I have been reading and listening closely to what my fellow bloggers and folks in the community are saying. Going back to the 1970’s when I first moved to this area, it was a thriving coal mining community. Our business sector was vibrant; we had four grocery stores, three hardware stores, three car dealerships, etc, etc. Our schools were full all four of them, there were kids everywhere.

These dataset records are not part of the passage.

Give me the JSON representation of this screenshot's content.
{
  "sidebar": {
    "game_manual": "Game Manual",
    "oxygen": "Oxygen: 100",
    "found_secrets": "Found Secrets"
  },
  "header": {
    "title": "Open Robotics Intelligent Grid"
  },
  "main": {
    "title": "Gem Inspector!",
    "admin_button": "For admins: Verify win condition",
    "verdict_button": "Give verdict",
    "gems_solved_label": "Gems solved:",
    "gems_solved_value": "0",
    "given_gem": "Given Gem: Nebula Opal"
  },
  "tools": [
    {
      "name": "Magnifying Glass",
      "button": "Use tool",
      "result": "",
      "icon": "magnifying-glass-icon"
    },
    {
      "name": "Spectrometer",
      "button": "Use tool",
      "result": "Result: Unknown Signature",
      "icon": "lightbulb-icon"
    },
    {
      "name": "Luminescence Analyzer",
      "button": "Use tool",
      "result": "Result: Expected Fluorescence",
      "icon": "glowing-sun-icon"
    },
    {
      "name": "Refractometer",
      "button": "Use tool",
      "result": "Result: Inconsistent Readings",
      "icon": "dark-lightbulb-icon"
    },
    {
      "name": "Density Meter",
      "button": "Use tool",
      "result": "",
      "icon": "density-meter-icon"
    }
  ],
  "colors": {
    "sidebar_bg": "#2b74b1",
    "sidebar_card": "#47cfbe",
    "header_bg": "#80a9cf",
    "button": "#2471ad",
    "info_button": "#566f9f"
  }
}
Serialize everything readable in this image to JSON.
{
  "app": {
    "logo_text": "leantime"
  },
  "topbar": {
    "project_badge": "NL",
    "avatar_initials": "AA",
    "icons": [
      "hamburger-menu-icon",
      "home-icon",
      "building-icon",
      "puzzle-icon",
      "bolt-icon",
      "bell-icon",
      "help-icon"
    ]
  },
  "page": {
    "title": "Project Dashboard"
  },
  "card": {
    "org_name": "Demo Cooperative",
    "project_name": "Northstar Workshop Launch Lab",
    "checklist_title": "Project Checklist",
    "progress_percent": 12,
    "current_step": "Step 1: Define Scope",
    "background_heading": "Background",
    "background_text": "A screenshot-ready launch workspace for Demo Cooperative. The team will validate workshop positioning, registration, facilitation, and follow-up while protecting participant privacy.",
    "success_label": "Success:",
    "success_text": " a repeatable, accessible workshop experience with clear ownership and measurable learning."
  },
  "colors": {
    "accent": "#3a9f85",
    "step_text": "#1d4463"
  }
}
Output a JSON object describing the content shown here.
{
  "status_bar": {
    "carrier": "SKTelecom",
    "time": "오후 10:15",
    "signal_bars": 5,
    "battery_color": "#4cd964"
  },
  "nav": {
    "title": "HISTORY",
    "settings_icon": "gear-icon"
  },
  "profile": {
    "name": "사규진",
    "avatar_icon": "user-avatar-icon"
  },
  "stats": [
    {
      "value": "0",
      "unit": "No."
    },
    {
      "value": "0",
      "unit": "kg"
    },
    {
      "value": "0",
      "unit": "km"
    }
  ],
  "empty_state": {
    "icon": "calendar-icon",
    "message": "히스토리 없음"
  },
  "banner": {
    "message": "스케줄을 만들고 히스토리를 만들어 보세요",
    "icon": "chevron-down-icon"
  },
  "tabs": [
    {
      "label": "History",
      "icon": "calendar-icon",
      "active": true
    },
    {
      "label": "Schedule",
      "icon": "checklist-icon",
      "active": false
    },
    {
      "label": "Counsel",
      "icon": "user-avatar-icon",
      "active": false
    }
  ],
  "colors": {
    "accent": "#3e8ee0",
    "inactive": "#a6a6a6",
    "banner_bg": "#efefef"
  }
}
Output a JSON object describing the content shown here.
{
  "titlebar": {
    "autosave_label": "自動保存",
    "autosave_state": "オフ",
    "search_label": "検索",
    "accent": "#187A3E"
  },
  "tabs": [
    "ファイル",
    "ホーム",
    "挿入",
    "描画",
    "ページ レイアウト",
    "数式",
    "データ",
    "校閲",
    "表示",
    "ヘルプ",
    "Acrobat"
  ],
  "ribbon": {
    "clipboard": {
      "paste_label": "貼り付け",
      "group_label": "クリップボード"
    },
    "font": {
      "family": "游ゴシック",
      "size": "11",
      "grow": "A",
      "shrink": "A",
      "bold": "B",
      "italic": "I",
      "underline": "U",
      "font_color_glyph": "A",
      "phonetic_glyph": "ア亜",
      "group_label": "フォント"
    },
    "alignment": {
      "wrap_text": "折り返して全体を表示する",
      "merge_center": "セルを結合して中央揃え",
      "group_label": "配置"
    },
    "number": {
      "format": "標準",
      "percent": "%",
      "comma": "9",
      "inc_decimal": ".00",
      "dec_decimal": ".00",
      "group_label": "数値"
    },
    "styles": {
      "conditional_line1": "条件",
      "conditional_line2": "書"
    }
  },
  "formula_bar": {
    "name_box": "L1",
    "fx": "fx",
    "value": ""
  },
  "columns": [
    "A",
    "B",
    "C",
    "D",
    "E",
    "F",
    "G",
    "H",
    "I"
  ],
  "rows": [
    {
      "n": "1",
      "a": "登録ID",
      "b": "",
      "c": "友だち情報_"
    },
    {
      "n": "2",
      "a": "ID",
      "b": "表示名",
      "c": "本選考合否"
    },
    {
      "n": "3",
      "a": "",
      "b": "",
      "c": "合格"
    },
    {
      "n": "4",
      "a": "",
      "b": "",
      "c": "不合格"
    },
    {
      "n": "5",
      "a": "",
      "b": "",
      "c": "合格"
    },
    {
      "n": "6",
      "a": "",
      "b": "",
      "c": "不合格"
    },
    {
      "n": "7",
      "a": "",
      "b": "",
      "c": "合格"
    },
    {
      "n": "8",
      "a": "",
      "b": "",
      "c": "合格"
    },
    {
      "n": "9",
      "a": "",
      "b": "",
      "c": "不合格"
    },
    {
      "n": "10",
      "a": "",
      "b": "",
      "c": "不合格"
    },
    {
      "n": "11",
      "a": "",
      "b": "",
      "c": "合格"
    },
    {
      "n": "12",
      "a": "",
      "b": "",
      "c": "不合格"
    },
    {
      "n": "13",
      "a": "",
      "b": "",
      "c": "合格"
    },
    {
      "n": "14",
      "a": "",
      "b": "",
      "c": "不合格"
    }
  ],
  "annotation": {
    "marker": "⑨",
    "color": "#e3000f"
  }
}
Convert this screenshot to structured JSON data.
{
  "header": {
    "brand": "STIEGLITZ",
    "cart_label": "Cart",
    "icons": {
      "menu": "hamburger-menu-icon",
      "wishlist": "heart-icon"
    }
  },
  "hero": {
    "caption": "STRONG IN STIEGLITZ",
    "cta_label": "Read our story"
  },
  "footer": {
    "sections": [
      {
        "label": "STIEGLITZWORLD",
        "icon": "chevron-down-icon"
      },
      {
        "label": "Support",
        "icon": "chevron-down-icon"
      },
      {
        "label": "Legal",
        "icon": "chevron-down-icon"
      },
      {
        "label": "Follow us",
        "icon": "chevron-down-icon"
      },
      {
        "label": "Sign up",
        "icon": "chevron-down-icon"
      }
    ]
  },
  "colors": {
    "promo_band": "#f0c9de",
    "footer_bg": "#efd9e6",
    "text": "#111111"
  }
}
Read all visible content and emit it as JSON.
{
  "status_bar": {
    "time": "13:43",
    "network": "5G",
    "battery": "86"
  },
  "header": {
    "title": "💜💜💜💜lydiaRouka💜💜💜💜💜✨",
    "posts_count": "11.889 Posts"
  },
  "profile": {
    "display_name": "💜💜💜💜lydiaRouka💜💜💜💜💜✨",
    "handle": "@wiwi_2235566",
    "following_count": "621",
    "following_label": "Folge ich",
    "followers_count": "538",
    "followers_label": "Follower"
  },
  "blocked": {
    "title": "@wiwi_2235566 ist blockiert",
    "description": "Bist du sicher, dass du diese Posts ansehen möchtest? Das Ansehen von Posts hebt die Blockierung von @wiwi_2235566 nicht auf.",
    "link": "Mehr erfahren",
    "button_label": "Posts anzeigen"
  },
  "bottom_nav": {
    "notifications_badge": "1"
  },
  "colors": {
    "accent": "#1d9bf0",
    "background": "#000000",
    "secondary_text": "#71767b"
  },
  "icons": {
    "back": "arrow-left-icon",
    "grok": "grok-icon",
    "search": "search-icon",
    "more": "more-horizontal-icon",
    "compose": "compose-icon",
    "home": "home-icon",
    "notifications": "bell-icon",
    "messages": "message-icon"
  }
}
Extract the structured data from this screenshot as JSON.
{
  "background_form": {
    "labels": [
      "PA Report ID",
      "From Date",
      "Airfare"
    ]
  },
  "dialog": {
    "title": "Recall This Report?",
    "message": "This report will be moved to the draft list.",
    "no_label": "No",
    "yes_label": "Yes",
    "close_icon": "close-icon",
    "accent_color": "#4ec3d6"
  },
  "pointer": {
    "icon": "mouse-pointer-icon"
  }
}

Fast forward to 2008 we can no longer say that the Pass is changing, it is changed. We have two grocery stores, two hardware stores one car dealership. Our tax base is made up of 85% residential and 15% commercial. Our schools are empty every student we have today could fit into our high school and still only be at 90% of capacity. I have been on council for forty two months, I have heard from day one, the kids are coming without our great facilities we are not going to attract families. Well I have news for you, the mines have been hiring like crazy for the last couple of years, the numbers are still going down, you cannot hold up that as our saving grace. At an average of two kids per family, we would have to attract one hundred families here just to replace what we have lost in the last three years. What I am trying to tell you, is that families are not coming in any great degree. Real estate is getting too expensive here, for a decent home $300,000 is not out of line, on a twenty-five year mortgage your cost will be $2466 a month including taxes and heat that requires an income of $100,000 a year or $50 per hour.
What we have become in just a few short years is a weekend retreat for Calgary. Need proof of that in the fall of 2004 around 15% of our homes were owned by non residents (1 out of every 7!) nothing to get alarmed about right? Today that number is over 30% (1 out of every 3!) wow. In 1996, 28% of our full time population was 55 or older, today that number is 37% not many of those folks will be starting families. The only way you are going to attract families here is affordable housing.
Other bloggers statements are true developers are building all around us and yes, we have had some success here but nowhere near, what our neighbors have seen. We need to show some leadership, we need to move forward, we need to clean up our community. We need to realize that instead of spending all our resources trying to hang on to every building in the community that’s more than thirty years old, trying to do two or three of everything and waiting for those mythical children to fill our facilities. Lets take charge and do a few things well, has we grow we can do more things well. However, right now we are spread so thin we cannot do anything the way it should be done.
I read the blog about a tube park, did some research on it, they appear to be very popular, first impression great idea if we want to attract people here we need to do something different. Unfortunately, we do not have a chairlift on our ski hill, could we, should we have a chairlift? How? Well if we moth balled our second arena for the cost of $15-20000 and took what we put into that facility for the next 7-8 years we could finance a chairlift at no increased cost to the taxpayer. If in those year’s we have a sudden influx of kids you can always fire that old facility backup.
The point I am trying to make is we have to let go of the past before we can more forward. We have to live and deal with the facts as they are today, not what they were 30-40 years ago. We are not a wealthy municipality; we do not receive big tax dollars from the mines like our neighbors. We have to use our dollars wisely build a solid foundation first and grow from there. We are all indeed talking about the need for leadership, just in different ways.
1 comment:
So now Dean, I see you are a builder. For the longest time, I thought you were only ‘Conan the Destroyer’, but now I see you are actually, ‘Alexander the Great’. :-)
/btw your arguments and reasoning in this post of yours is as usual, right on! Also, saw your blog post on Alberta Blogs and was quite impressed with how accurately you pre-called our last provincial election. Very ‘astute’ on your part!
Meanwhile, getting back to building. Sandy Best’s ‘Tube City’ is a great idea! I checked out the one in Val Cartier and was quite impressed. If we as a community were to proceed with something like this, I don’t think we want to be doing it ourselves. The Centre ‘fiasco’ is a good example of how out of control and unmanageable a public facility can become when politicians, bureaucrats and vested interests are involved. Turn it over to the private sector where it belongs.
With respect to leadership. Among the councillors, including you (especially), ‘leadership’ is something I think this particular council is blessed with in spades! I believe at least five of you could come together and do some good work, and with each and every one being a leader in his own right, consensus is the only thing that is lacking. Find the will, and the way will be clear. ‘Amazing’ things will then happen!
Agree to agree to do something, as a council. Act as a catalyst for the building of 'Tube City’, with all the ‘joy and happiness’, especially from ‘young families’, such an amusement type facility will bring. Never mind the economic benefits to us all. Now, there is a plan and a vision… lacking only ‘leadership and direction’.